Per i maestri di sci italiani si parla di una perdita di circa 170 milioni di euro. La stagione per quelli valdostani vale una quindicina di milioni. Quando si parla di maestri di sci, si intende sci alpino, discesa e snowboard e nella nostra regione sono 1.500 in tutto. «Stiamo lavorando in questi giorni direttamente con la parte governativa che si sta occupando dei ristori, della famosa tranche numero 5, quella che era attesa dopo il via libera allo scostamento di bilancio. Contiamo di esservi inseriti come categoria per un indennizzo dedicato. Ciò di cui sono sicuro - conclude il Presidente dei maestri di sci - è che bisogna evitare ristori a pioggia, uguali per tutti. E’ venuto il momento di garantire indennizzi adeguati e mirati a chi fa davvero la professione».

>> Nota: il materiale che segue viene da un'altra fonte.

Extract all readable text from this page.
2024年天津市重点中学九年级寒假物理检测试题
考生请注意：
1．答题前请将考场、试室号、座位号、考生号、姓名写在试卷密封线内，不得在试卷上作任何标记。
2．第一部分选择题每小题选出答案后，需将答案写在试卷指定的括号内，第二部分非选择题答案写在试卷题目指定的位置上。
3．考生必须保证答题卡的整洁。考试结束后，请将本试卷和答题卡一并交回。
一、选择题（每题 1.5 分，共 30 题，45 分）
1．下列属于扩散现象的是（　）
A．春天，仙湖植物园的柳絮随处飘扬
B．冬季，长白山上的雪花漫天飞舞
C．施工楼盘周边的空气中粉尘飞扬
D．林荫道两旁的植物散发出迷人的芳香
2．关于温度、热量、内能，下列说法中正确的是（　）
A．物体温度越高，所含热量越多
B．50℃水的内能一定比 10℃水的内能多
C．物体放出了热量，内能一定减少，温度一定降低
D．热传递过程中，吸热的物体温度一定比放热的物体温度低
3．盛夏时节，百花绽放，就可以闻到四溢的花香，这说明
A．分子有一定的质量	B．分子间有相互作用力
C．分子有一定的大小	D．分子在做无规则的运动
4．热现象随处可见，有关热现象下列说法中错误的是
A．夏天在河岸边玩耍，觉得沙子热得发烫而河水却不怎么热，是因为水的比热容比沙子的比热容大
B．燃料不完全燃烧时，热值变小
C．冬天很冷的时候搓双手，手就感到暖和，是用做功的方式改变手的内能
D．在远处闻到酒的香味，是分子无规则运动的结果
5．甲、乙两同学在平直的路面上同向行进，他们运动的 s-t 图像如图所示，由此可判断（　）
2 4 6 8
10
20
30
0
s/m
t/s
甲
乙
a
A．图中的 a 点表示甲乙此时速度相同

“Il telefono non squilla”«La riapertura o no degli impianti è un falso problema, il vero problema è la libera circolazione tra regioni». Alessandro Cavaliere, titolare di Alpissima Hotels ed ex presidente di Adava, punta l’attenzione su ciò che veramente impedisce alla stagione invernale di prendere avvio.

«Da una parte gli alberghi non sono obbligati a chiudere, ma la verità è che il telefono non squilla. - rileva Alessandro Cavaliere - Ad Aosta come a Venezia non ci sono richieste. Nessuna». In questa situazione è quindi impensabile mettere in moto gli impianti di risalita per poi avere piste da sci quasi vuote. «Solo gli impianti della Valle d’Aosta, per funzionare, hanno bisogno di circa 1.000 addetti: 300 lavoratori a tempo indeterminato, più almeno 600 stagionali. Se si riaprissero però con i clienti che non possono arrivare da altre regioni, - prosegue - queste società rischierebbero il fallimento e poi, per l’impossibilità di procedere a una ricapitalizzazione imposta dalla legge Madia, non potrebbero riaprire l’anno prossimo. Possiamo permetterci questo rischio?».

Secondo Alessandro Cavaliere l’unica strada per il settore è quella di chiedere subito lo stato di emergenza: «Se nel primo lockdown tutto il sistema economico è stato paralizzato per tenere sotto controllo la pandemia, oggi c’è una parte della produzione del Paese, penso per esempio all’edilizia o all’export, che continua a lavorare anche se in condizioni non ottimali, mentre il turismo è fermo. Dobbiamo prendere atto di questa situazione e chiedere misure straordinarie».